Grazie a una sovvenzione del Governo locale per giovani allevatori Rayco ha adottato questo sistema di produzione di foraggio, somministrato a supporto del mangime, a circuito chiuso, all’interno di un container di fronte alla stalla: i semi d’orzo vengono messi in ammollo dalle sedici alle diciotto ore, vengono poi essiccati fino al momento della germinazione per essere poi piantati in appositi vassoi dove vengono irrigati da un sistema di irrigazione per inondazione.
Un po’ di dati: da ottantatré chili di semi d’orzo si generano circa quattrocentocinquanta chili di foraggio pronto in sei o sette giorni dall’inizio del processo di coltivazione e l’intero sistema di irrigazione richiede circa mille litri d’acqua giornalieri che, una volta utilizzati nel container, vengono destinati ad altri utilizzi, come l’irrigazione di alberi da frutto.
La scarsità idrica è un problema storico per Fuerteventura. Fino a pochi decenni fa l’isola non disponeva di una rete di approvvigionamento: l’acqua disponibile e utilizzata per agricoltura, allevamento e consumo umano proveniva dalle poche sorgenti, dal sottosuolo e dalle piogge, e, talvolta, da navi cisterna che, da altri parti dell’arcipelago canario, rifornivano gli abitanti.
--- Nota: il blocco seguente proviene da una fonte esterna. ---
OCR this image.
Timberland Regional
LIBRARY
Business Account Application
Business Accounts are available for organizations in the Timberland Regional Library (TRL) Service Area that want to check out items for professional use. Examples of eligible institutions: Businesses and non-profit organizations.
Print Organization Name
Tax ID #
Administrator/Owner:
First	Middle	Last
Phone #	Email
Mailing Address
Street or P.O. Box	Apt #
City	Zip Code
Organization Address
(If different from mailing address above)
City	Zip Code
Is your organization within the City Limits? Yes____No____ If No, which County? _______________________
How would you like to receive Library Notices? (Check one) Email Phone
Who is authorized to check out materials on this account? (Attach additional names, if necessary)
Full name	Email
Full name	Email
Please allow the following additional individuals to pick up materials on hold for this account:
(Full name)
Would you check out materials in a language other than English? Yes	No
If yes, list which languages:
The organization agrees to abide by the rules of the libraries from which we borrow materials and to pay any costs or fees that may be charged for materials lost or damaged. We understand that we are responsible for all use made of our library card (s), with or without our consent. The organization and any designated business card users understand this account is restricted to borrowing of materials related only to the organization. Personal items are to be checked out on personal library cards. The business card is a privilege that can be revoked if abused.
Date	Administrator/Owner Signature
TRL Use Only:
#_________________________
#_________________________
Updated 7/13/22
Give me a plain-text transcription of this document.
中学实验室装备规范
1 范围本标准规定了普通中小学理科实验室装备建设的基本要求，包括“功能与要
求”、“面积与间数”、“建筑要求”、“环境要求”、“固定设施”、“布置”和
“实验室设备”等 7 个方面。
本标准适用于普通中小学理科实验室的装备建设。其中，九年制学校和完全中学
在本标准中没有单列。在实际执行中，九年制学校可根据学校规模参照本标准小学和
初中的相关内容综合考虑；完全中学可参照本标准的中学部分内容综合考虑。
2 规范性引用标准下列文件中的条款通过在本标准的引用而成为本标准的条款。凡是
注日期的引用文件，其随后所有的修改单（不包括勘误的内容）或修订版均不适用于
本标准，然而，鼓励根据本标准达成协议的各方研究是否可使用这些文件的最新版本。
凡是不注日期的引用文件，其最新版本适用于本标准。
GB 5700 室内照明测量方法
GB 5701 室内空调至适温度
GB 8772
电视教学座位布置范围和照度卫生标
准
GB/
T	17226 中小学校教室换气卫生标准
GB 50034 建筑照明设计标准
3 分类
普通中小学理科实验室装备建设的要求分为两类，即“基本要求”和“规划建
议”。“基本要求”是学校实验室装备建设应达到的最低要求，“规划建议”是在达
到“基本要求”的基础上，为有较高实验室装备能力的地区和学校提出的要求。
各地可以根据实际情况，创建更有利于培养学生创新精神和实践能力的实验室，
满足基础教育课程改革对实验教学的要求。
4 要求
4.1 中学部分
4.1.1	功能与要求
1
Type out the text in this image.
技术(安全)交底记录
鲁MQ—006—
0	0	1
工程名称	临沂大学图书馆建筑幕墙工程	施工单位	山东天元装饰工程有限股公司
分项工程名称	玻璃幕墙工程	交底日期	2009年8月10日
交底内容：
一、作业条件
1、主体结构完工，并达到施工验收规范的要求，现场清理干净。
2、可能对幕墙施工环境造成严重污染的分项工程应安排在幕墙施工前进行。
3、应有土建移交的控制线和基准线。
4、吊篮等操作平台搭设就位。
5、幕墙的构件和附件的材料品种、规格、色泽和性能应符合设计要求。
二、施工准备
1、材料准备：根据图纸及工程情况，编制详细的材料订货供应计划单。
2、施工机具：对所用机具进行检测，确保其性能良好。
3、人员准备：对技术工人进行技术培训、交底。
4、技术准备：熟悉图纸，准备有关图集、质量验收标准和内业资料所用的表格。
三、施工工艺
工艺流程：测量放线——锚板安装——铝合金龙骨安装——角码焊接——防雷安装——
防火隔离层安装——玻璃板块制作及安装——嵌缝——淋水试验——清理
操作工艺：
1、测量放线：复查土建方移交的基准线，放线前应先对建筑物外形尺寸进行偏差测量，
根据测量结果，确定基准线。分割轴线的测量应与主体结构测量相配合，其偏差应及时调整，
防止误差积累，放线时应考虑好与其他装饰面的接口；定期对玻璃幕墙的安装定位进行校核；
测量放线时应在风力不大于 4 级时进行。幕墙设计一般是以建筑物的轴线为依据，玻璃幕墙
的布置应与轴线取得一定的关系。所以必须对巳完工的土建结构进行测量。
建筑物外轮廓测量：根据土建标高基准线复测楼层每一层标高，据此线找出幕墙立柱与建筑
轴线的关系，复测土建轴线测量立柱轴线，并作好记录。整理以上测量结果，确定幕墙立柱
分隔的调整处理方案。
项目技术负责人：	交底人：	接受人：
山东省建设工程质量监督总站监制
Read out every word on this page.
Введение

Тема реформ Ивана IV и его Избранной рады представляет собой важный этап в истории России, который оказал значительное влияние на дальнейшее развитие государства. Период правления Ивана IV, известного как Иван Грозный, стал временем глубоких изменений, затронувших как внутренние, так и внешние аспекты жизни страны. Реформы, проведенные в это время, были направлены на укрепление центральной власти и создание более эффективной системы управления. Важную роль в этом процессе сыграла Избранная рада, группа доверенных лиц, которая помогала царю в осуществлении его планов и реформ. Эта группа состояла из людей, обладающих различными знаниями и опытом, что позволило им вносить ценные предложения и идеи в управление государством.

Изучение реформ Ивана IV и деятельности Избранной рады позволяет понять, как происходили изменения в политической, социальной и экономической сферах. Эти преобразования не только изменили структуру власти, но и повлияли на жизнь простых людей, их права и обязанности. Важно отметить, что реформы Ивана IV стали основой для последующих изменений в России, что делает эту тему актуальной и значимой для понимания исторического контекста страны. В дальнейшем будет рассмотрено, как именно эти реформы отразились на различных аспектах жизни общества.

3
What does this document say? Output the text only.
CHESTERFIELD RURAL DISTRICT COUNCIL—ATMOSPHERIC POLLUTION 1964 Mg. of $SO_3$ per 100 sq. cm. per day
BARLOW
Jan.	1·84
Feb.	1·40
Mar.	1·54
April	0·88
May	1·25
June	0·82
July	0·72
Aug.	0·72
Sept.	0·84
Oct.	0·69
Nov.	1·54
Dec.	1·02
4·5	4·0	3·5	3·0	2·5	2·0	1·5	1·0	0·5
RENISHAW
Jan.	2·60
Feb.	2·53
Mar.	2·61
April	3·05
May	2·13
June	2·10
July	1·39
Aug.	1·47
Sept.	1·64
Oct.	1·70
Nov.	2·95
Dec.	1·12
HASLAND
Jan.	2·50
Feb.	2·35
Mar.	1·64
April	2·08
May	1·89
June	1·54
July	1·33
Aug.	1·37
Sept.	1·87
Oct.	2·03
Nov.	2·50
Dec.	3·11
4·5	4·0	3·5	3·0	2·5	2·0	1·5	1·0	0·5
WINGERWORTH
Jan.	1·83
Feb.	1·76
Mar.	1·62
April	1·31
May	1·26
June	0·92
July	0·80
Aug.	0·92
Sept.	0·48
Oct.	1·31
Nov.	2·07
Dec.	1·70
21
La pioggia, nel tempo raccolta con varie tecniche attraverso la costruzione di alcogidas, maretas, gavias y nateros, che caratterizzano profondamente il paesaggio dell’isola, utilizzate in abbinamento alle domestiche destiladeras, un’invenzione locale per filtrare l’acqua, è però sempre più scarsa. Le precipitazioni registrate annualmente vanno dai 100 ai 150 millimetri e si concentrano in pochi giorni: sono chiaramente insufficienti per rifornire l’isola e ancora meno per ricaricare le falde acquifere.
L’aumento della popolazione sull’isola registrato nel secolo scorso e l’avvento del turismo di massa ha reso necessario l’inserimento di dissalatori per l’utilizzo di acqua marina. Questa metodologia oltre al suo importante costo in termini energetici – che rappresenta più del 60% dei costi di produzione dell’acqua – e ambientali – perché quasi l’ottanta per cento dell’energia elettrica dell’arcipelago proviene dalla combustione di petrolio – non è sempre affidabile. I guasti delle tubature con interruzioni della fornitura sono eventi tutt’altro che rari, che si possono registrare anche con cadenza mensile, così come le centrali di desalinizzazione insufficienti a coprire il fabbisogno quotidiano della popolazione. Tutti elementi che rendendo l’allevamento, come le altre attività produttive, estremamente ostiche rendono sempre più chiara la necessità di una migliore gestione e utilizzo dell’acqua, bene comune e risorsa essenziale, e un sempre più ingente inserimento di fonti di energia rinnovabili – come l’eolico e il fotovoltaico – perché, a poco più di quattro ore di volo, in Europa, nel ventunesimo secolo, la produzione primaria vive ogni giorno l’incertezza idrica e il rischio di scomparire.